Prescription mouth rinses containing chlorhexidine are another tool, though they treat gum disease rather than tooth pain directly. Chlorhexidine kills the bacteria responsible for gingivitis, reducing gum redness, swelling, and bleeding. If your pain is coming from inflamed gums rather than a tooth itself, this type of rinse can address the underlying cause.
Pain Management for Children
Children’s dental pain medication follows the same basic principles (ibuprofen and acetaminophen first) but doses are calculated by weight rather than age. For ibuprofen, children under 50 kg receive 4 to 10 mg per kilogram of body weight every six to eight hours, with a single dose capped at 400 mg. A 50-pound child, for example, would take about 200 mg.
Acetaminophen dosing for children runs 10 to 15 mg per kilogram every four to six hours, with a daily maximum of 75 mg per kilogram (never exceeding 4,000 mg). Naproxen is a third option for children over two years old, dosed at 5 to 6 mg per kilogram every 12 hours for those under 60 kg. Its longer duration means fewer doses throughout the day, which can be easier to manage. Opioids are treated with even greater caution in younger patients, and the ADA advises extreme care when prescribing them to adolescents and young adults.

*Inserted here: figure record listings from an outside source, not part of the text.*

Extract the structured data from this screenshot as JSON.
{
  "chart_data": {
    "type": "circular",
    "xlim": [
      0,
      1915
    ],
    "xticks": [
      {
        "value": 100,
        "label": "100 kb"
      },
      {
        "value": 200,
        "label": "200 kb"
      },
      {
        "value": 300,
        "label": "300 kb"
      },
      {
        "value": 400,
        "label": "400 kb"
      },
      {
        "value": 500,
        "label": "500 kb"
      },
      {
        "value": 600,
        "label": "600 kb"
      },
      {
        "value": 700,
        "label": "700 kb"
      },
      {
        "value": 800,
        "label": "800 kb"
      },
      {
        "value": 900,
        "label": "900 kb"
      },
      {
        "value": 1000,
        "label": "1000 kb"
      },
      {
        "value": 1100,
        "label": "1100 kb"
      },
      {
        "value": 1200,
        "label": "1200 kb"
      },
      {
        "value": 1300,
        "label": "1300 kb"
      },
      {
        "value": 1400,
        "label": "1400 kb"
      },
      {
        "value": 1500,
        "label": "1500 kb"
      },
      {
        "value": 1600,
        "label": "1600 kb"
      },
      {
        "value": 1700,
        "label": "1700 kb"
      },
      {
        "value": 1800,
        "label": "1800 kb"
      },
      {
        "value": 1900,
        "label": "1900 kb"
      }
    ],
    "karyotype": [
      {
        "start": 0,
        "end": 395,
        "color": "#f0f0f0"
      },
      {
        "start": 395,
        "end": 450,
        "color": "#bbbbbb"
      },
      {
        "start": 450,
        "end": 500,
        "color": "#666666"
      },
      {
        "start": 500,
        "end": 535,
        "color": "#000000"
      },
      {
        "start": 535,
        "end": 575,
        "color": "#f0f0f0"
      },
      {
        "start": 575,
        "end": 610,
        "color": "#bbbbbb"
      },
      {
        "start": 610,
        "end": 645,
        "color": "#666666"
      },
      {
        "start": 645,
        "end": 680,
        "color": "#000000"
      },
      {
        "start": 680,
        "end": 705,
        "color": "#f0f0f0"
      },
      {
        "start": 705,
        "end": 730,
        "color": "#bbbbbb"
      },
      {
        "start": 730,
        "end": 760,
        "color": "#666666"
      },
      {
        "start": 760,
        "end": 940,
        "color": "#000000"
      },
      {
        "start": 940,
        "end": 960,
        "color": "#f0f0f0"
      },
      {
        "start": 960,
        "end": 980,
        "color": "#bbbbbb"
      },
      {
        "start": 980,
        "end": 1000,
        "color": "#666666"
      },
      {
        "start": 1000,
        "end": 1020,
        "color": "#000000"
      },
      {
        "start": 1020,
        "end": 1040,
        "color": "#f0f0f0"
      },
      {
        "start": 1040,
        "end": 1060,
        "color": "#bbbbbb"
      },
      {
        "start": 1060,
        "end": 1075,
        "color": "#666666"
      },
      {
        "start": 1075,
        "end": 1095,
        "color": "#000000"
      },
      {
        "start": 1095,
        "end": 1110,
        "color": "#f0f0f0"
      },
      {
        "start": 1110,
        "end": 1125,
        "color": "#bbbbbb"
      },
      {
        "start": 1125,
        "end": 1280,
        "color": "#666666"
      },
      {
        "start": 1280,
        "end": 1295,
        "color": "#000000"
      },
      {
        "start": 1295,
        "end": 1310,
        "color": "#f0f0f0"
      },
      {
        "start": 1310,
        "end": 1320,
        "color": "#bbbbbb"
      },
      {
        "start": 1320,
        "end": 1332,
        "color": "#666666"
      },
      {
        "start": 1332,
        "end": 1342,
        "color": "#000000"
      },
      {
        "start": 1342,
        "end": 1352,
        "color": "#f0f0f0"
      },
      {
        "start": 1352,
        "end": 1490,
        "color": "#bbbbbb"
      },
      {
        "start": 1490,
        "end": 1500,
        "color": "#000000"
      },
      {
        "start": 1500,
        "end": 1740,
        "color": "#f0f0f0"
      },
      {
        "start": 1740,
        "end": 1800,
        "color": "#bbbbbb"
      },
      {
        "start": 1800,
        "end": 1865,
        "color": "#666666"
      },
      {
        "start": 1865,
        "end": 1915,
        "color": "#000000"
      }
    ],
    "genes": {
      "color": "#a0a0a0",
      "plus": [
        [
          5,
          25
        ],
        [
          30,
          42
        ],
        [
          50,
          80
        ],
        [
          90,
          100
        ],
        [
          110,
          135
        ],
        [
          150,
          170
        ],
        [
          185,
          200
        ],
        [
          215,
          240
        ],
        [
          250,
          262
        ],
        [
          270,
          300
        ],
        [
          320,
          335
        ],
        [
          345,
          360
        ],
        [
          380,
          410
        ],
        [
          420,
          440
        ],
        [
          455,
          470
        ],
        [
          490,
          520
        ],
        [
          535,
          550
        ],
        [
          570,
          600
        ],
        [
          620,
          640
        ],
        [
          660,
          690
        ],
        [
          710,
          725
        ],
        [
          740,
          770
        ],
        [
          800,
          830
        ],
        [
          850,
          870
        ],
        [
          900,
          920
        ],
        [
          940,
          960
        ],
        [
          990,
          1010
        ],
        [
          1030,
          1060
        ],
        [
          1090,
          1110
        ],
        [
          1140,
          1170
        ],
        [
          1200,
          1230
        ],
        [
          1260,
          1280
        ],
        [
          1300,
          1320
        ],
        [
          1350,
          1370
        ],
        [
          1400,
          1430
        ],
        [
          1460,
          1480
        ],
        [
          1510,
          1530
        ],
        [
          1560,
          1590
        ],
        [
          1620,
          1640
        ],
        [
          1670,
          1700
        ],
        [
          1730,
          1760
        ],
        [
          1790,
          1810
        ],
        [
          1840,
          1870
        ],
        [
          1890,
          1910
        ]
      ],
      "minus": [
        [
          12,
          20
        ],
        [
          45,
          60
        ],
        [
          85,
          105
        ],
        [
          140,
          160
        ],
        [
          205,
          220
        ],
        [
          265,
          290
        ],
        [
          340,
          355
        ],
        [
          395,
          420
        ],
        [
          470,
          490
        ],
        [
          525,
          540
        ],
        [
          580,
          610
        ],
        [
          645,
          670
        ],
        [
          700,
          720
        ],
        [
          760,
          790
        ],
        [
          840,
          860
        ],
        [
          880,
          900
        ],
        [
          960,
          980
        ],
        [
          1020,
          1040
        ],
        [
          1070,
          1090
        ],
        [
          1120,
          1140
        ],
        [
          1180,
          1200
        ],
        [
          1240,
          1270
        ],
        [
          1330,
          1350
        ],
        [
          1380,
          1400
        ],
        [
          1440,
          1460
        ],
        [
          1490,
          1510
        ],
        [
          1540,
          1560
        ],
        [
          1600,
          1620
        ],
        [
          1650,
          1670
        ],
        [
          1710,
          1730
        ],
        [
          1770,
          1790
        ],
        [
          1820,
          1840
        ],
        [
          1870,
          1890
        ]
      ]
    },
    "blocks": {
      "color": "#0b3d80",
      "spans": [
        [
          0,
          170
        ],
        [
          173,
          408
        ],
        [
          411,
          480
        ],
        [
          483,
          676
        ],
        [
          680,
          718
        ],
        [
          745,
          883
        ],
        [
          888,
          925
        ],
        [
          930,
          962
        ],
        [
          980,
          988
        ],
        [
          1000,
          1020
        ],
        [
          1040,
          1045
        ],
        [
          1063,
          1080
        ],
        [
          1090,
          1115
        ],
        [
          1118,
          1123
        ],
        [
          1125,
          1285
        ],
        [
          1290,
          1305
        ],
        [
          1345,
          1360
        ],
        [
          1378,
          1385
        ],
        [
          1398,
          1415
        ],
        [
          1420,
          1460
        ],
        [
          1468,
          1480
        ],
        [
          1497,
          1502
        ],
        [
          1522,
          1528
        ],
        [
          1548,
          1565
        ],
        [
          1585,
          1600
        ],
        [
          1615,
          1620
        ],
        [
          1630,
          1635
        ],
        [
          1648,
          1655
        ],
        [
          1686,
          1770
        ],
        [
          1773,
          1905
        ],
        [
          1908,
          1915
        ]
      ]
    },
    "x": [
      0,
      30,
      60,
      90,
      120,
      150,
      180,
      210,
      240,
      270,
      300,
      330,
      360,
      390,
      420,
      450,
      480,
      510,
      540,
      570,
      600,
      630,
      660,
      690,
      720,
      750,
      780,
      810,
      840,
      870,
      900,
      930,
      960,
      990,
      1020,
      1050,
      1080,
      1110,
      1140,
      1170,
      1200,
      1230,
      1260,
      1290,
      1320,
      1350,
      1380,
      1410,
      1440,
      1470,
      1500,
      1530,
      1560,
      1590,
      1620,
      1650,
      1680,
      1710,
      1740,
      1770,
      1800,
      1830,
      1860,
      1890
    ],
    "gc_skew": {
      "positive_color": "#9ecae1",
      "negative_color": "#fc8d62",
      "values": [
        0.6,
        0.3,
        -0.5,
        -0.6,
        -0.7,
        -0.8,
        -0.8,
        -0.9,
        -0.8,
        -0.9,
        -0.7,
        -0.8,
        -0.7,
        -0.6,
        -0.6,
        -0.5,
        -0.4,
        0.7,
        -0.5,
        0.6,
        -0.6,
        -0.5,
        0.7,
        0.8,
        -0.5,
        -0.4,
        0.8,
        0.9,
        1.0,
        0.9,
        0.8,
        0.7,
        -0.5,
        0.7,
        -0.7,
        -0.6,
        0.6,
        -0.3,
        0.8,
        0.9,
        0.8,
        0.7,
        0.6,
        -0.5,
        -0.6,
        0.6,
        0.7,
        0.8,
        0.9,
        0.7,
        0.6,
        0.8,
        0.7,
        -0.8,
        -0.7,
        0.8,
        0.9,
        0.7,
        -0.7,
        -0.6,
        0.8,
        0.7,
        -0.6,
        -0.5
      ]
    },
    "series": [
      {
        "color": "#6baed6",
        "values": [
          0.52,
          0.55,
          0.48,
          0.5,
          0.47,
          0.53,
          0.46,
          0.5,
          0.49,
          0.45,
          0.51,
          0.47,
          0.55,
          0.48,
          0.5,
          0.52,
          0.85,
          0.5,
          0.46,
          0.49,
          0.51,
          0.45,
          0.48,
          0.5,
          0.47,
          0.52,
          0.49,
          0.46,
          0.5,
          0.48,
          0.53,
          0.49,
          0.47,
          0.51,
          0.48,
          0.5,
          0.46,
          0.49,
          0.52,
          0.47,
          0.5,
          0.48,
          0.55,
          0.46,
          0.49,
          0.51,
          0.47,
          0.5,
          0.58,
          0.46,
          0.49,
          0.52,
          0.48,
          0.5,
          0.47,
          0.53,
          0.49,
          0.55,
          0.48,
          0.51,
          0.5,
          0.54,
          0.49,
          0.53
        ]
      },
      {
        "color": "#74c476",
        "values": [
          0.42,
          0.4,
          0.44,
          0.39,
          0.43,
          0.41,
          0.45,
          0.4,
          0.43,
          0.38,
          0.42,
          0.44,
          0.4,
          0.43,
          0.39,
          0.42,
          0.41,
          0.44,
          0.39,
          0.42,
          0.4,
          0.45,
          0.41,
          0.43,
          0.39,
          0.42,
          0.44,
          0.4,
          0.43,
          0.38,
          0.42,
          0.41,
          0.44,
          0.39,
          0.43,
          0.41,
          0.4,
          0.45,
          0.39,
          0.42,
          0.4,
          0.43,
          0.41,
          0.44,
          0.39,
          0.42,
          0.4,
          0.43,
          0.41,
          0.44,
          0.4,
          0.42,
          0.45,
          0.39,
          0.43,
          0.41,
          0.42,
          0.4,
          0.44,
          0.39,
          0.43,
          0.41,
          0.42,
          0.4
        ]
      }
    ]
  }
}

What Actually Fixes the Pain
Every medication a dentist prescribes or recommends for tooth pain is a temporary measure. The pain itself comes from an underlying problem: a cracked tooth, deep cavity, infected nerve, or abscess. Anti-inflammatory drugs and even antibiotics buy time, but the ADA guidelines emphasize that dental treatment is the real solution. That means procedures like root canals, drainage of abscesses, or extraction of the damaged tooth. Until that treatment happens, the combination of ibuprofen and acetaminophen at the doses above is the most effective strategy available for managing the pain at home.